First, I should make sure that everyone understands what a recto page is. It’s really just book shorthand for a right-hand page, a page that should have an odd page number (1, 3, 5, etc.).
What’s the opposite of a recto? That would be the verso (the left-hand pages with even page numbers).
Now, back to the question of whether each chapter should begin on a recto page even if that creates a blank facing (verso) page.
For most fiction, particularly genre fiction (romance, scifi, mystery, etc.), there is really no compelling reason to force every chapter to start on a recto page with the resultant increase in page count. This is most significant if the book consists of many short chapters, as short chapters tend to produce more blank pages than longer ones.

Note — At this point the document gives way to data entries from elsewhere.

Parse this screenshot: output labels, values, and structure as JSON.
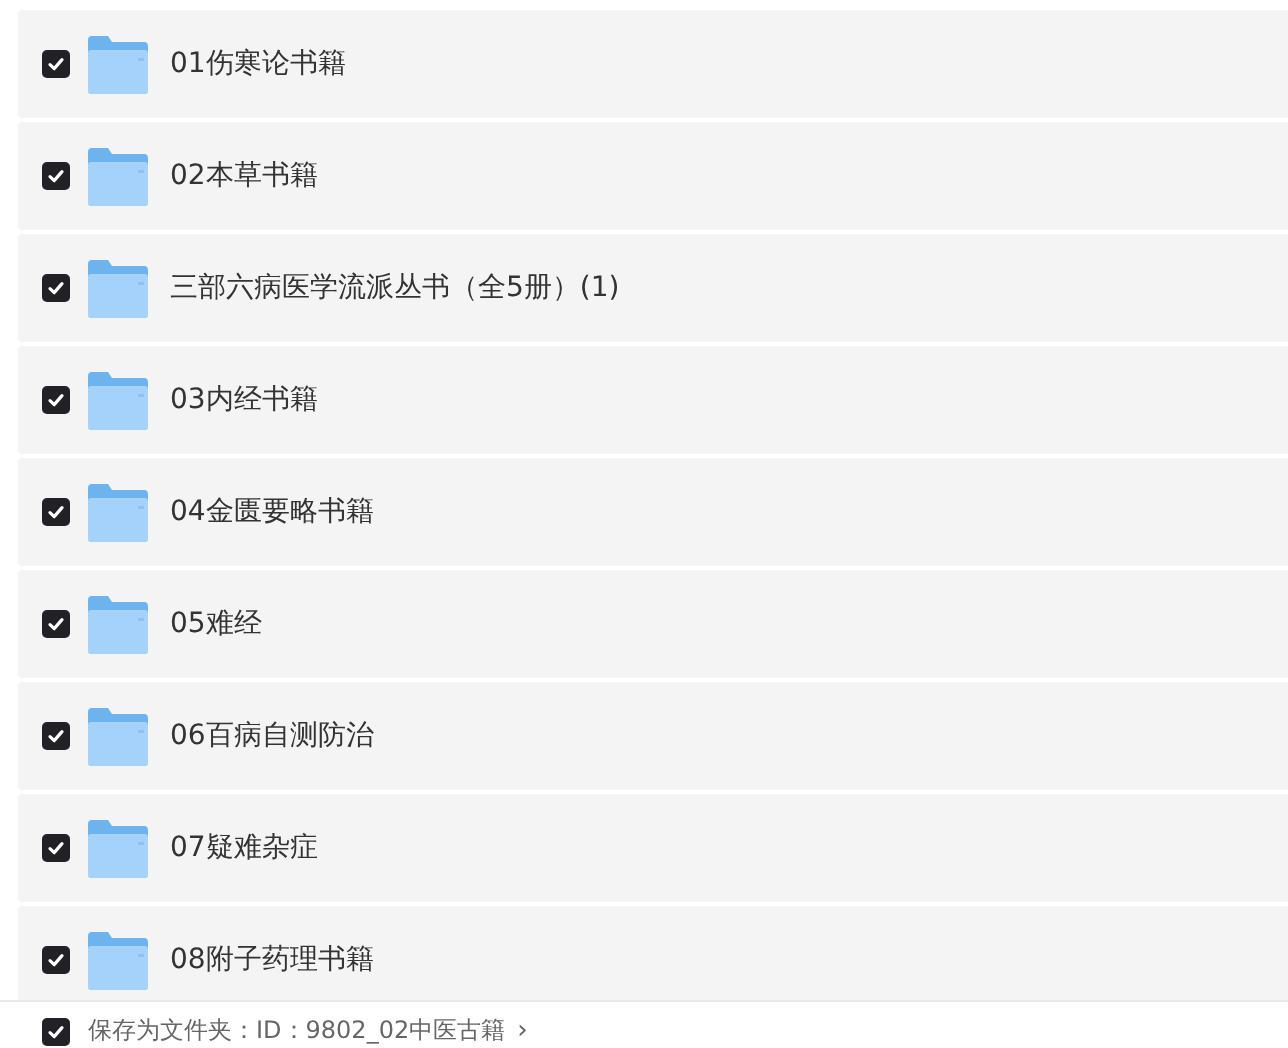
{
  "folders": [
    {
      "name": "01伤寒论书籍",
      "checked": true
    },
    {
      "name": "02本草书籍",
      "checked": true
    },
    {
      "name": "三部六病医学流派丛书（全5册）(1)",
      "checked": true
    },
    {
      "name": "03内经书籍",
      "checked": true
    },
    {
      "name": "04金匮要略书籍",
      "checked": true
    },
    {
      "name": "05难经",
      "checked": true
    },
    {
      "name": "06百病自测防治",
      "checked": true
    },
    {
      "name": "07疑难杂症",
      "checked": true
    },
    {
      "name": "08附子药理书籍",
      "checked": true
    }
  ],
  "save_option": {
    "checked": true,
    "label": "保存为文件夹：ID：9802_02中医古籍",
    "arrow": "›"
  }
}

However, many of our clients just prefer the “feel” of having all chapters start recto. And that’s fine. Personally, I don’t like adding a lot of blank pages for some ill-defined esthetics. But, like I said, that’s personal.
There is an exception. If each chapter includes a different graphic that relates specifically to the upcoming chapter, the extra break in the flow combined with that graphic might serve a valuable purpose. On a related note, if each chapter actually starts with a two-page graphic spread at the top (or a full-page graphic preceding the actual start of the chapter’s text), you really need to force the text to start on a recto or the graphic loses its connection to the chapter.

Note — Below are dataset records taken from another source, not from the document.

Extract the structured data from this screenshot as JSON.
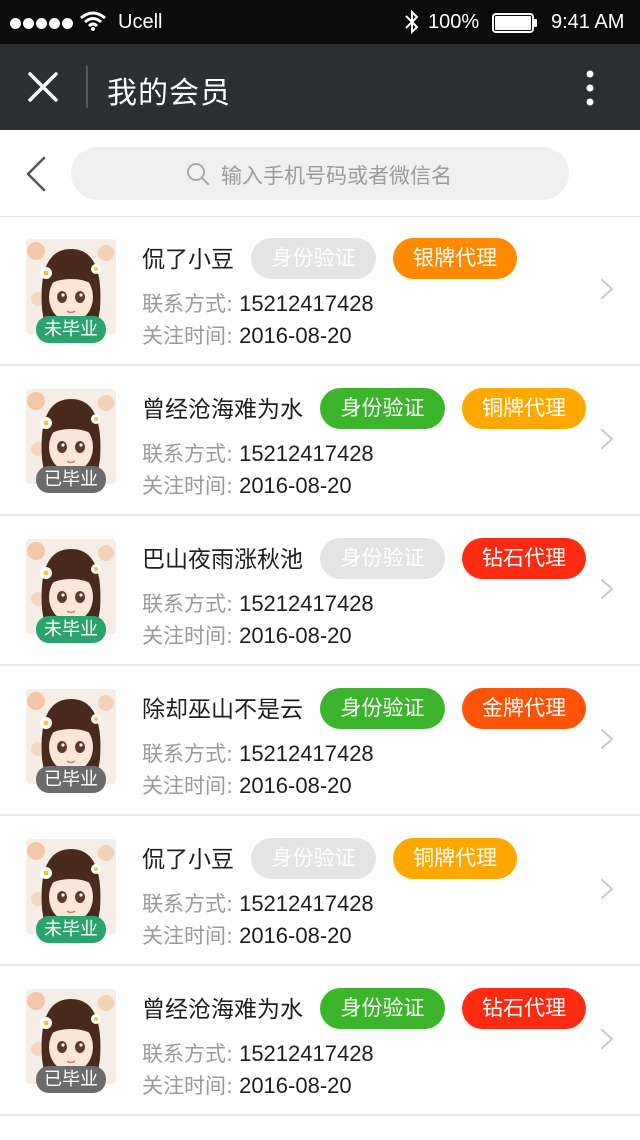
{
  "status_bar": {
    "carrier": "Ucell",
    "battery": "100%",
    "time": "9:41 AM"
  },
  "header": {
    "title": "我的会员",
    "close_icon": "close-icon",
    "more_icon": "more-vertical-icon"
  },
  "search": {
    "placeholder": "输入手机号码或者微信名",
    "back_icon": "back-chevron-icon",
    "search_icon": "search-icon"
  },
  "labels": {
    "contact": "联系方式:",
    "follow_time": "关注时间:"
  },
  "colors": {
    "verify_active": "#3cb52c",
    "verify_inactive": "#e4e4e4",
    "silver_agent": "#ff8a00",
    "bronze_agent": "#ffa800",
    "diamond_agent": "#ff2a12",
    "gold_agent": "#ff5308",
    "badge_not_graduated": "#2aa36e",
    "badge_graduated": "#6b6b6b"
  },
  "members": [
    {
      "name": "侃了小豆",
      "verify": "身份验证",
      "verified": false,
      "agent": "银牌代理",
      "agent_color": "#ff8a00",
      "badge": "未毕业",
      "badge_type": "green",
      "phone": "15212417428",
      "follow_date": "2016-08-20"
    },
    {
      "name": "曾经沧海难为水",
      "verify": "身份验证",
      "verified": true,
      "agent": "铜牌代理",
      "agent_color": "#ffa800",
      "badge": "已毕业",
      "badge_type": "grey",
      "phone": "15212417428",
      "follow_date": "2016-08-20"
    },
    {
      "name": "巴山夜雨涨秋池",
      "verify": "身份验证",
      "verified": false,
      "agent": "钻石代理",
      "agent_color": "#ff2a12",
      "badge": "未毕业",
      "badge_type": "green",
      "phone": "15212417428",
      "follow_date": "2016-08-20"
    },
    {
      "name": "除却巫山不是云",
      "verify": "身份验证",
      "verified": true,
      "agent": "金牌代理",
      "agent_color": "#ff5308",
      "badge": "已毕业",
      "badge_type": "grey",
      "phone": "15212417428",
      "follow_date": "2016-08-20"
    },
    {
      "name": "侃了小豆",
      "verify": "身份验证",
      "verified": false,
      "agent": "铜牌代理",
      "agent_color": "#ffa800",
      "badge": "未毕业",
      "badge_type": "green",
      "phone": "15212417428",
      "follow_date": "2016-08-20"
    },
    {
      "name": "曾经沧海难为水",
      "verify": "身份验证",
      "verified": true,
      "agent": "钻石代理",
      "agent_color": "#ff2a12",
      "badge": "已毕业",
      "badge_type": "grey",
      "phone": "15212417428",
      "follow_date": "2016-08-20"
    }
  ]
}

For nonfiction, we can make a more compelling argument for starting every chapter on a recto page since the chapters are often almost standalone chunks of material. As a result, a more pronounced break in the flow of the book’s text could be warranted.
Even with nonfiction, however, we might create a design that works just fine without the forced-recto solution, just letting each chapter start on the next available page, recto or verso. Again, this may come down to little more than personal preference, either of the designer or the author or publisher.

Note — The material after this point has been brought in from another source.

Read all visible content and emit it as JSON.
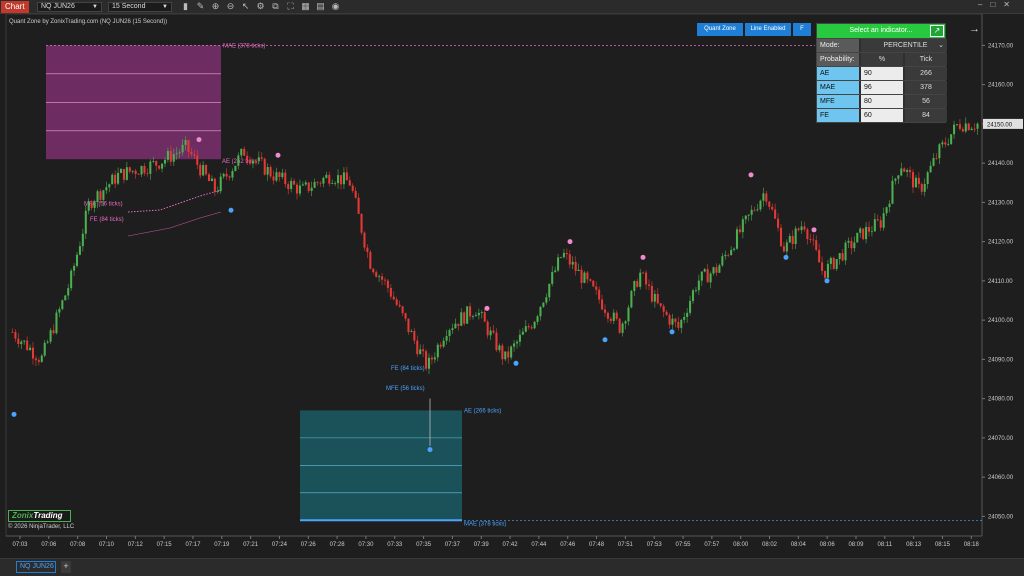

For my book Rough War I had the option of forcing each chapter to start on a recto without leaving blank pages. I had so many photos I wanted to include that it was easy to add them between chapters and format them so as not to leave any blank pages.
A THIRD OPTION
We might consider one other possibility: what if we just drop down a few lines at the end of a chapter and start the next chapter wherever that leads us?
Perhaps you’ve never seen this used. Not surprising, since in my experience this is used rarely and then mostly in old books (when paper was an expensive commodity) or in a few high-falutin’ books in what is called literary fiction. It does seem rather arcane when you encounter it, but that just might be a reason to use it in a unique novel.
ONE FINAL NOTE
If your book is divided into several parts with numerous chapters within each part, each part should be carefully designed to reinforce the idea that this division truly starts something new or different (time, place, viewpoint, subject, etc.). That’s why each part should start on a recto with its verso left blank. The first chapter, like the very first chapter of a book without parts, should then start on a recto.
This still leaves you with the decision of whether the other chapters should be forced to a recto or allowed to start on whichever side of the page comes next.
As I said at the top of the post, whether you start every chapter on a recto is a design decision and the correct answer is “it depends.”